Characteristics of antigen-sampling M cells located in the follicle-associated epithelium (FAE) of Peyer’s patches (PPs) and villous epithelium. M cells are preferentially located in the FAE of mucosa-associated lymphoid tissues and characterized by their unique morphologies: an irregular brush border, few microvilli, and decreased glycocalyx. NKM 16-2-4 is a monoclonal antibody specifically recognizing an α(1,2) fucose–containing carbohydrate moiety of murine M cells. When NKM 16-2-4 was applied to a tissue section of PPs, it specifically bound the apical surfaces of M cells in the FAE of the PPs (red cells in the bottom left part of the figure). Furthermore, NKM 16-2-4 recognized another M cell (known as villous M cell) located in the villous epithelium (red cells in the bottom right part of the figure), which is an additional “gateway” cell and has the similar morphologic features as M cell. Some contents of the figure have been adopted and modified from our original article reference 65.

Figure 3.

Specific delivery of vaccine antigen to M cells located in the follicle associated epithelium (FAE) of Peyer’s patches (PPs) induces antigen-specific mucosal IgA and serum IgG responses.
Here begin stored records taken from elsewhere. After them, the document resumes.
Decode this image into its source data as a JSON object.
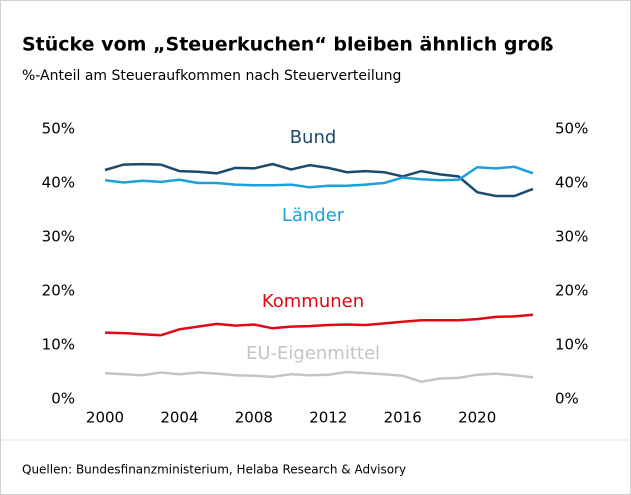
{
  "chart_data": {
    "type": "line",
    "title": "Stücke vom „Steuerkuchen“ bleiben ähnlich groß",
    "subtitle": "%-Anteil am Steueraufkommen nach Steuerverteilung",
    "source": "Quellen: Bundesfinanzministerium, Helaba Research & Advisory",
    "x": [
      2000,
      2001,
      2002,
      2003,
      2004,
      2005,
      2006,
      2007,
      2008,
      2009,
      2010,
      2011,
      2012,
      2013,
      2014,
      2015,
      2016,
      2017,
      2018,
      2019,
      2020,
      2021,
      2022,
      2023
    ],
    "xlim": [
      2000,
      2023
    ],
    "xticks": [
      2000,
      2004,
      2008,
      2012,
      2016,
      2020
    ],
    "ylim": [
      0,
      50
    ],
    "yticks": [
      {
        "value": 0,
        "label": "0%"
      },
      {
        "value": 10,
        "label": "10%"
      },
      {
        "value": 20,
        "label": "20%"
      },
      {
        "value": 30,
        "label": "30%"
      },
      {
        "value": 40,
        "label": "40%"
      },
      {
        "value": 50,
        "label": "50%"
      }
    ],
    "y2lim": [
      0,
      50
    ],
    "y2ticks": [
      {
        "value": 0,
        "label": "0%"
      },
      {
        "value": 10,
        "label": "10%"
      },
      {
        "value": 20,
        "label": "20%"
      },
      {
        "value": 30,
        "label": "30%"
      },
      {
        "value": 40,
        "label": "40%"
      },
      {
        "value": 50,
        "label": "50%"
      }
    ],
    "series": [
      {
        "name": "Bund",
        "color": "#1b4a6f",
        "values": [
          42.4,
          43.4,
          43.5,
          43.4,
          42.2,
          42.1,
          41.8,
          42.8,
          42.7,
          43.5,
          42.5,
          43.3,
          42.8,
          42.0,
          42.2,
          42.0,
          41.2,
          42.2,
          41.6,
          41.2,
          38.3,
          37.6,
          37.6,
          38.9
        ]
      },
      {
        "name": "Länder",
        "color": "#1ba0db",
        "values": [
          40.5,
          40.1,
          40.4,
          40.2,
          40.6,
          40.0,
          40.0,
          39.7,
          39.6,
          39.6,
          39.7,
          39.2,
          39.5,
          39.5,
          39.7,
          40.0,
          41.0,
          40.7,
          40.5,
          40.6,
          42.9,
          42.7,
          43.0,
          41.8
        ]
      },
      {
        "name": "Kommunen",
        "color": "#e30613",
        "values": [
          12.3,
          12.2,
          12.0,
          11.8,
          12.9,
          13.4,
          13.9,
          13.6,
          13.8,
          13.1,
          13.4,
          13.5,
          13.7,
          13.8,
          13.7,
          14.0,
          14.3,
          14.6,
          14.6,
          14.6,
          14.8,
          15.2,
          15.3,
          15.6
        ]
      },
      {
        "name": "EU-Eigenmittel",
        "color": "#c4c4c4",
        "values": [
          4.8,
          4.6,
          4.4,
          4.9,
          4.6,
          4.9,
          4.7,
          4.4,
          4.3,
          4.1,
          4.6,
          4.4,
          4.5,
          5.0,
          4.8,
          4.6,
          4.3,
          3.2,
          3.8,
          3.9,
          4.5,
          4.7,
          4.4,
          4.0
        ]
      }
    ]
  }
}
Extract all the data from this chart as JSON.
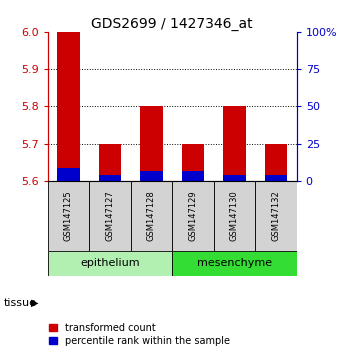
{
  "title": "GDS2699 / 1427346_at",
  "samples": [
    "GSM147125",
    "GSM147127",
    "GSM147128",
    "GSM147129",
    "GSM147130",
    "GSM147132"
  ],
  "red_values": [
    6.0,
    5.7,
    5.8,
    5.7,
    5.8,
    5.7
  ],
  "blue_values": [
    5.635,
    5.615,
    5.625,
    5.625,
    5.615,
    5.615
  ],
  "baseline": 5.6,
  "ylim": [
    5.6,
    6.0
  ],
  "yticks_left": [
    5.6,
    5.7,
    5.8,
    5.9,
    6.0
  ],
  "yticks_right": [
    0,
    25,
    50,
    75,
    100
  ],
  "ytick_labels_right": [
    "0",
    "25",
    "50",
    "75",
    "100%"
  ],
  "tissue_groups": [
    {
      "label": "epithelium",
      "start": 0,
      "end": 3,
      "color": "#b2f0b2"
    },
    {
      "label": "mesenchyme",
      "start": 3,
      "end": 6,
      "color": "#33dd33"
    }
  ],
  "bar_width": 0.55,
  "red_color": "#cc0000",
  "blue_color": "#0000cc",
  "left_tick_color": "#cc0000",
  "right_tick_color": "#0000cc",
  "background_color": "#ffffff",
  "plot_bg": "#ffffff",
  "sample_box_color": "#d3d3d3",
  "legend_red_label": "transformed count",
  "legend_blue_label": "percentile rank within the sample",
  "tissue_label": "tissue",
  "title_fontsize": 10,
  "tick_fontsize": 8,
  "sample_fontsize": 6,
  "tissue_fontsize": 8,
  "legend_fontsize": 7
}
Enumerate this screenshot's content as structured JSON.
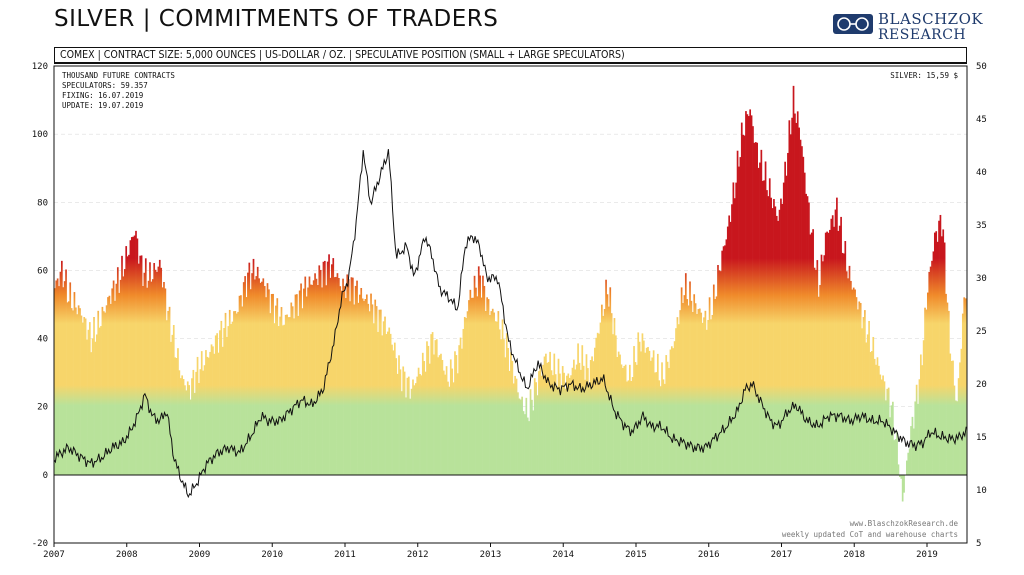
{
  "title": "SILVER | COMMITMENTS OF TRADERS",
  "subtitle": "COMEX | CONTRACT SIZE: 5,000 OUNCES | US-DOLLAR / OZ. | SPECULATIVE POSITION (SMALL + LARGE SPECULATORS)",
  "brand": {
    "line1": "BLASCHZOK",
    "line2": "RESEARCH",
    "icon": "ornament-logo-icon"
  },
  "info": {
    "line1": "THOUSAND FUTURE CONTRACTS",
    "line2": "SPECULATORS: 59.357",
    "line3": "FIXING: 16.07.2019",
    "line4": "UPDATE: 19.07.2019"
  },
  "price_label": "SILVER: 15,59 $",
  "footer": {
    "line1": "www.BlaschzokResearch.de",
    "line2": "weekly updated CoT and warehouse charts"
  },
  "colors": {
    "red": "#c8161d",
    "orange": "#f08a2a",
    "yellow": "#f7d56a",
    "green": "#b8e29a",
    "line": "#111111"
  },
  "chart_data": {
    "type": "area",
    "x_ticks": [
      "2007",
      "2008",
      "2009",
      "2010",
      "2011",
      "2012",
      "2013",
      "2014",
      "2015",
      "2016",
      "2017",
      "2018",
      "2019"
    ],
    "y_left": {
      "ticks": [
        -20,
        0,
        20,
        40,
        60,
        80,
        100,
        120
      ],
      "range": [
        -20,
        120
      ],
      "label": "THOUSAND FUTURE CONTRACTS"
    },
    "y_right": {
      "ticks": [
        5,
        10,
        15,
        20,
        25,
        30,
        35,
        40,
        45,
        50
      ],
      "range": [
        5,
        50
      ]
    },
    "grid": true,
    "series": [
      {
        "name": "SPECULATORS",
        "axis": "left",
        "points": [
          [
            2007.0,
            55
          ],
          [
            2007.1,
            60
          ],
          [
            2007.2,
            52
          ],
          [
            2007.35,
            48
          ],
          [
            2007.5,
            40
          ],
          [
            2007.6,
            44
          ],
          [
            2007.75,
            52
          ],
          [
            2007.9,
            58
          ],
          [
            2008.0,
            65
          ],
          [
            2008.1,
            72
          ],
          [
            2008.2,
            60
          ],
          [
            2008.3,
            58
          ],
          [
            2008.45,
            62
          ],
          [
            2008.55,
            48
          ],
          [
            2008.65,
            38
          ],
          [
            2008.75,
            28
          ],
          [
            2008.85,
            25
          ],
          [
            2008.95,
            30
          ],
          [
            2009.1,
            35
          ],
          [
            2009.3,
            42
          ],
          [
            2009.5,
            48
          ],
          [
            2009.65,
            58
          ],
          [
            2009.75,
            60
          ],
          [
            2009.9,
            55
          ],
          [
            2010.0,
            50
          ],
          [
            2010.15,
            45
          ],
          [
            2010.3,
            50
          ],
          [
            2010.45,
            55
          ],
          [
            2010.6,
            58
          ],
          [
            2010.8,
            62
          ],
          [
            2010.95,
            55
          ],
          [
            2011.05,
            56
          ],
          [
            2011.2,
            53
          ],
          [
            2011.35,
            50
          ],
          [
            2011.5,
            45
          ],
          [
            2011.6,
            42
          ],
          [
            2011.75,
            30
          ],
          [
            2011.9,
            25
          ],
          [
            2012.05,
            32
          ],
          [
            2012.2,
            40
          ],
          [
            2012.3,
            35
          ],
          [
            2012.4,
            28
          ],
          [
            2012.55,
            35
          ],
          [
            2012.7,
            52
          ],
          [
            2012.85,
            58
          ],
          [
            2012.95,
            50
          ],
          [
            2013.1,
            45
          ],
          [
            2013.25,
            35
          ],
          [
            2013.4,
            22
          ],
          [
            2013.5,
            18
          ],
          [
            2013.6,
            25
          ],
          [
            2013.75,
            35
          ],
          [
            2013.9,
            30
          ],
          [
            2014.05,
            28
          ],
          [
            2014.2,
            35
          ],
          [
            2014.35,
            30
          ],
          [
            2014.5,
            45
          ],
          [
            2014.6,
            55
          ],
          [
            2014.75,
            35
          ],
          [
            2014.9,
            28
          ],
          [
            2015.05,
            40
          ],
          [
            2015.2,
            35
          ],
          [
            2015.35,
            28
          ],
          [
            2015.5,
            38
          ],
          [
            2015.65,
            55
          ],
          [
            2015.8,
            50
          ],
          [
            2015.95,
            45
          ],
          [
            2016.05,
            50
          ],
          [
            2016.15,
            62
          ],
          [
            2016.25,
            72
          ],
          [
            2016.35,
            85
          ],
          [
            2016.45,
            100
          ],
          [
            2016.55,
            108
          ],
          [
            2016.65,
            95
          ],
          [
            2016.8,
            85
          ],
          [
            2016.95,
            75
          ],
          [
            2017.05,
            90
          ],
          [
            2017.15,
            110
          ],
          [
            2017.25,
            100
          ],
          [
            2017.35,
            80
          ],
          [
            2017.5,
            55
          ],
          [
            2017.6,
            70
          ],
          [
            2017.75,
            78
          ],
          [
            2017.9,
            60
          ],
          [
            2018.05,
            50
          ],
          [
            2018.2,
            40
          ],
          [
            2018.35,
            30
          ],
          [
            2018.5,
            20
          ],
          [
            2018.6,
            5
          ],
          [
            2018.65,
            -8
          ],
          [
            2018.75,
            10
          ],
          [
            2018.9,
            30
          ],
          [
            2019.0,
            55
          ],
          [
            2019.1,
            70
          ],
          [
            2019.2,
            75
          ],
          [
            2019.3,
            40
          ],
          [
            2019.4,
            20
          ],
          [
            2019.48,
            45
          ],
          [
            2019.53,
            59
          ]
        ]
      },
      {
        "name": "SILVER",
        "axis": "right",
        "points": [
          [
            2007.0,
            13
          ],
          [
            2007.1,
            13.5
          ],
          [
            2007.2,
            14
          ],
          [
            2007.35,
            13.2
          ],
          [
            2007.5,
            12.5
          ],
          [
            2007.65,
            13
          ],
          [
            2007.8,
            14
          ],
          [
            2007.95,
            14.5
          ],
          [
            2008.05,
            15.5
          ],
          [
            2008.15,
            17
          ],
          [
            2008.25,
            19
          ],
          [
            2008.35,
            17
          ],
          [
            2008.45,
            16.5
          ],
          [
            2008.55,
            17.5
          ],
          [
            2008.65,
            13
          ],
          [
            2008.75,
            11
          ],
          [
            2008.85,
            9.5
          ],
          [
            2008.95,
            10.5
          ],
          [
            2009.1,
            12.5
          ],
          [
            2009.25,
            13.5
          ],
          [
            2009.4,
            14
          ],
          [
            2009.55,
            13.5
          ],
          [
            2009.7,
            15
          ],
          [
            2009.85,
            17
          ],
          [
            2009.95,
            16.5
          ],
          [
            2010.1,
            16.5
          ],
          [
            2010.25,
            17.5
          ],
          [
            2010.4,
            18.5
          ],
          [
            2010.55,
            18
          ],
          [
            2010.7,
            19.5
          ],
          [
            2010.85,
            24
          ],
          [
            2010.95,
            28
          ],
          [
            2011.05,
            30
          ],
          [
            2011.15,
            35
          ],
          [
            2011.25,
            42
          ],
          [
            2011.35,
            37
          ],
          [
            2011.5,
            40
          ],
          [
            2011.6,
            42
          ],
          [
            2011.7,
            32
          ],
          [
            2011.85,
            33
          ],
          [
            2011.95,
            30
          ],
          [
            2012.1,
            34
          ],
          [
            2012.2,
            32
          ],
          [
            2012.3,
            29
          ],
          [
            2012.45,
            28
          ],
          [
            2012.55,
            27
          ],
          [
            2012.65,
            33
          ],
          [
            2012.75,
            34
          ],
          [
            2012.85,
            33
          ],
          [
            2012.95,
            30
          ],
          [
            2013.1,
            30
          ],
          [
            2013.25,
            24
          ],
          [
            2013.35,
            22
          ],
          [
            2013.5,
            19.5
          ],
          [
            2013.65,
            22
          ],
          [
            2013.8,
            20
          ],
          [
            2013.95,
            19.5
          ],
          [
            2014.1,
            20
          ],
          [
            2014.25,
            19.5
          ],
          [
            2014.4,
            20
          ],
          [
            2014.55,
            20.5
          ],
          [
            2014.7,
            17.5
          ],
          [
            2014.85,
            16
          ],
          [
            2014.95,
            15.5
          ],
          [
            2015.1,
            17
          ],
          [
            2015.2,
            16
          ],
          [
            2015.35,
            16
          ],
          [
            2015.5,
            14.8
          ],
          [
            2015.65,
            14.5
          ],
          [
            2015.8,
            14
          ],
          [
            2015.95,
            14
          ],
          [
            2016.1,
            15
          ],
          [
            2016.25,
            16
          ],
          [
            2016.4,
            17.5
          ],
          [
            2016.5,
            19.5
          ],
          [
            2016.6,
            20
          ],
          [
            2016.7,
            18.5
          ],
          [
            2016.85,
            16.5
          ],
          [
            2016.95,
            16
          ],
          [
            2017.1,
            17.5
          ],
          [
            2017.2,
            18
          ],
          [
            2017.35,
            16.5
          ],
          [
            2017.5,
            16
          ],
          [
            2017.65,
            17
          ],
          [
            2017.8,
            17
          ],
          [
            2017.95,
            16.5
          ],
          [
            2018.1,
            17
          ],
          [
            2018.25,
            16.5
          ],
          [
            2018.4,
            16.5
          ],
          [
            2018.55,
            15.5
          ],
          [
            2018.7,
            14.5
          ],
          [
            2018.85,
            14.2
          ],
          [
            2018.95,
            14.5
          ],
          [
            2019.05,
            15.5
          ],
          [
            2019.2,
            15
          ],
          [
            2019.35,
            14.8
          ],
          [
            2019.45,
            15
          ],
          [
            2019.55,
            15.6
          ]
        ]
      }
    ]
  }
}
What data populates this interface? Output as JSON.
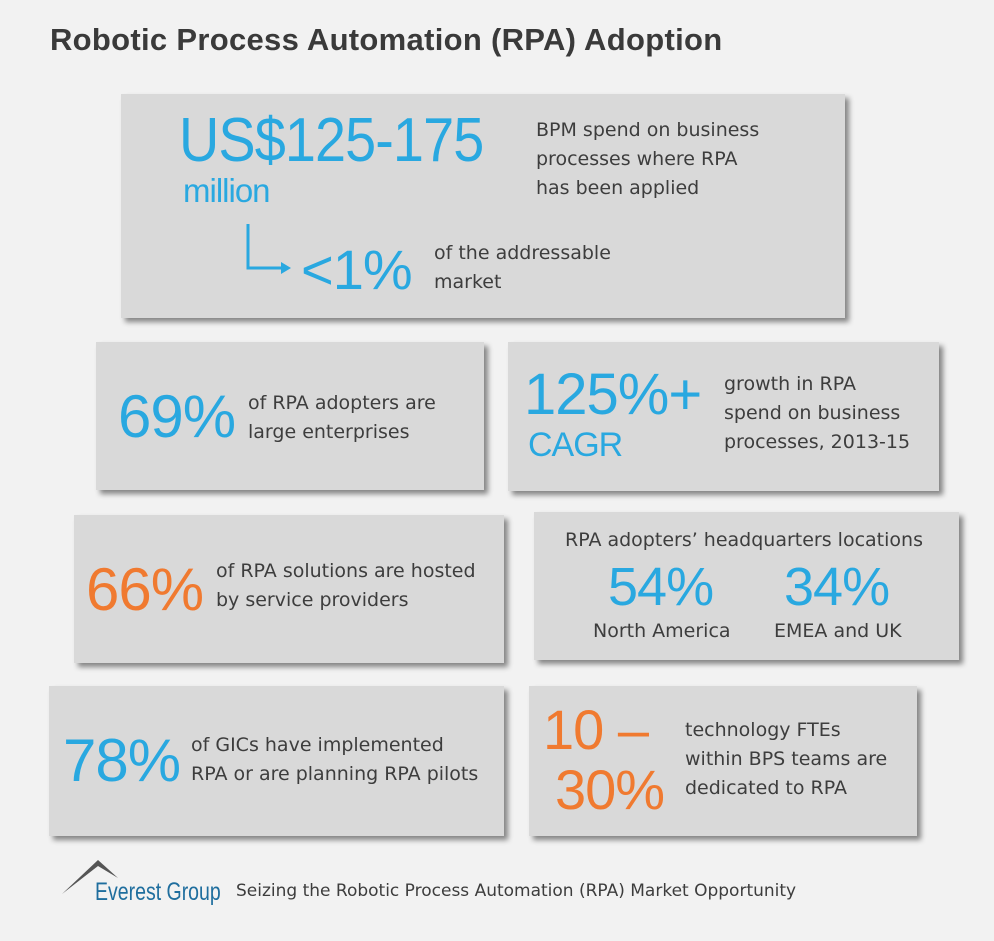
{
  "title": "Robotic Process Automation (RPA) Adoption",
  "colors": {
    "blue": "#29a8e0",
    "orange": "#f07a30",
    "card": "#d9d9d9",
    "background": "#f2f2f2",
    "brand": "#1f6e9e"
  },
  "cards": {
    "spend": {
      "value": "US$125-175",
      "unit": "million",
      "desc_lines": [
        "BPM spend on business",
        "processes where RPA",
        "has been applied"
      ],
      "sub_value": "<1%",
      "sub_desc_lines": [
        "of the addressable",
        "market"
      ]
    },
    "enterprises": {
      "value": "69%",
      "desc_lines": [
        "of RPA adopters are",
        "large enterprises"
      ]
    },
    "growth": {
      "value": "125%+",
      "unit": "CAGR",
      "desc_lines": [
        "growth in RPA",
        "spend on business",
        "processes, 2013-15"
      ]
    },
    "hosted": {
      "value": "66%",
      "desc_lines": [
        "of RPA solutions are hosted",
        "by service providers"
      ]
    },
    "hq": {
      "heading": "RPA adopters’ headquarters locations",
      "regions": [
        {
          "value": "54%",
          "label": "North America"
        },
        {
          "value": "34%",
          "label": "EMEA and UK"
        }
      ]
    },
    "gics": {
      "value": "78%",
      "desc_lines": [
        "of GICs have implemented",
        "RPA or are planning RPA pilots"
      ]
    },
    "ftes": {
      "value_lines": [
        "10 –",
        "30%"
      ],
      "desc_lines": [
        "technology FTEs",
        "within BPS teams are",
        "dedicated to RPA"
      ]
    }
  },
  "footer": {
    "brand": "Everest Group",
    "source": "Seizing the Robotic Process Automation (RPA) Market Opportunity"
  }
}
NKM 16-2-4 is an M cell-specific monoclonal antibody (mAb) and used as an antigen delivery vehicle to M cells located in FAE of PPs. When mice were orally immunized with the mAb-conjugated vaccine antigen (e.g., botulinum toxoid [BT]) (NKM 16-2-4-BT), the mAb-conjugated vaccine antigen (NKM 16-2-4-BT) was preferentially delivered to M cells in the FAE of PPs. Furthermore, oral immunization with the chimeric form of vaccine antigen NKM 16-2-4-BT induced BT-specific mucosal IgA and serum IgG antibody responses with full neutralizing activity against botulinum toxin. Some contents of the figure have been adopted and modified from our original article reference 62.

Figure 4.

Contributions of fusion science from agriculture, gene engineering, and immunology to rice-based antigen-delivery technology and the potential oral vaccine MucoRice. (A) The gene encoding cholera toxin B subunit (CTB) is transduced into rice seed by means of an Agrobacterium-mediated method. The resultant CTB protein accumulates in the rice protein body (PB), which is a unique protein-storage organelle. (B) When the section of MucoRice-CTB seeds was stained with gold particle-conjugated anti-CTB, electron microscopic analysis showed that MucoRice-CTB preferentially expressed CTB in the protein body (PB)-I and -II of rice seeds (B-1). MucoRice-CTB powder containing 15 µg of CTB and recombinant CTB (rCTB: 15 µg) were treated with or without pepsin (0.5 mg/ml) for 1 hr at 37 ℃ and then subjected to Western blotting analysis. The rCTB protein was easily digested by pepsin (right column with + pepsin), whereas the CTB protein expressed in the protein body of rice (MucoRice-CTB) was resistant to digestive enzymes (left column with + pepsin) (B-2). In addition, MucoRice-CTB was stable at room temperature for years and thus the amount of CT expressed in the rice seeds did not change after 18 months storage period (B-3). (C) Following oral immunization, MucoRice-CTB is delivered effectively to gut mucosal surfaces and is endocytosed by M cells located follicle associated epithelium of Peyer’s patch. (D) Oral administration of MucoRice-CTB in mice effectively elicited CT-neutralizing serum IgG and fecal IgA antibodies and protects mice from the diarrhea induced by orally challenged CT. Some contents of the figure have been adopted and modified from our original article reference 91.